I have experienced all kinds of community. School community. Church community. College Community. Mom Community. Music Community. And now, Homeschool Community. I couldn’t do this without it.
I’ve probably mentioned this before, but 20-30 years ago, when I was school-aged, I knew about four homeschoolers. Today, in just my particular Nashville neighborhood, in our homeschool group alone, there are over 60 families. There are probably more–these are just the ones I know of.
Y’all, that is insane.
A couple of times a month, our homeschool association meets together for “Open Play.” We meet at a community center and the kids utilize the gym and game rooms, or play outside on the playground or in the woods.
This week, Mr. Bond and the Science Guys came back to the community center to host a science lesson and the girls were super excited. However, Sera was still sick and I realized at the last minute that I had to find a way to get Amelie to the group and let Sera rest at home. Josh called and told me that he needed to come home anyway, so I decided to pick him up so that he could stay home with Sera.
As I hung up with Josh, I realized that I had confused the start time of the science show, and that it was beginning in just 5 minutes. I would not have time to pick up Josh before. I rushed to the community center and told Sera to wait in the car. I ran Amelie in, a bit frantic about how everything would work out.
As I walked back through the lobby I just felt total peace–because there in front of me stood about a dozen moms who I knew I could ask to keep an eye on Amelie while I was gone, and who I knew I could trust. I didn’t feel bad asking for help, because I knew I would do the same for them.
I realized in the car that I still had bright yellow cheese powder on my cheek from hastily preparing mac and cheese before we ran out the door.
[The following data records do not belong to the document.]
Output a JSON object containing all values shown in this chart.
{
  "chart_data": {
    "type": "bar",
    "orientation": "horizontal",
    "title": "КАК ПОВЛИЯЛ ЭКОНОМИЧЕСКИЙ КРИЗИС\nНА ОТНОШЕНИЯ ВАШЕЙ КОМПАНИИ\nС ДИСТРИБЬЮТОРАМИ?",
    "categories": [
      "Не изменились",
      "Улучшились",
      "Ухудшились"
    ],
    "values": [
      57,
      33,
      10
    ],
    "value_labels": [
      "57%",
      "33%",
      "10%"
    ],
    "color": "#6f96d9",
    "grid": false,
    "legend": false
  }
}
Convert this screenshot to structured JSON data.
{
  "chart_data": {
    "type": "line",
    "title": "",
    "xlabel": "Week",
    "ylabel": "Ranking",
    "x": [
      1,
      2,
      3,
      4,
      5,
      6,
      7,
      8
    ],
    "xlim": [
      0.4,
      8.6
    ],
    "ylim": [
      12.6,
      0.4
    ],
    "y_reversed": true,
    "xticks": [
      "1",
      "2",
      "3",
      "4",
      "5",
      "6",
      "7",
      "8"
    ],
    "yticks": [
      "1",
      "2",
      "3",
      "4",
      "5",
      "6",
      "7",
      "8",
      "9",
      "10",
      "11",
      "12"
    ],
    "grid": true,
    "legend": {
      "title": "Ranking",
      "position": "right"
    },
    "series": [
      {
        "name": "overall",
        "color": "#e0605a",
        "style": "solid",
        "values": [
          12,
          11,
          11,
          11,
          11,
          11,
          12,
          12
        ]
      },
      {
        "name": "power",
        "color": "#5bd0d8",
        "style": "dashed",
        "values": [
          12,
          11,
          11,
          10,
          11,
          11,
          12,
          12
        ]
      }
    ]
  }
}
I laughed, and then warmed at the thought of my loving, non-judging, helpful community.
When I got back to the community center after dropping Josh and Sera off at home, I hastily took a seat in the circle of mamas sitting in the lobby and drew a deep breath. Josh and I had received some unsettling news, and when a friend asked how I was, I knew that it was a safe place to be honest–to tell this group of moms that honestly, things were kind of crappy. They listened, they offered sympathy, and then they made me laugh. I mean, the laugh-until-you-cry kind of laugh.
In the beginning of the year, I assumed that “Open Play” would be primarily for letting the girls socialize. To let them build a community of friends among themselves. I’m a bit of an introvert when it comes to meeting new people, and sometimes I wish I could wait in the car and read a book while the girls explore the woods. But as the Fridays pile up, I realize that it is not just the girls who need community, it’s me too.
And the best part? If I really needed to sit in the car and read a book (or take a nap, or use the mirror to wipe the yellow cheese powder from my cheek) I know these mamas wouldn’t judge me for a second.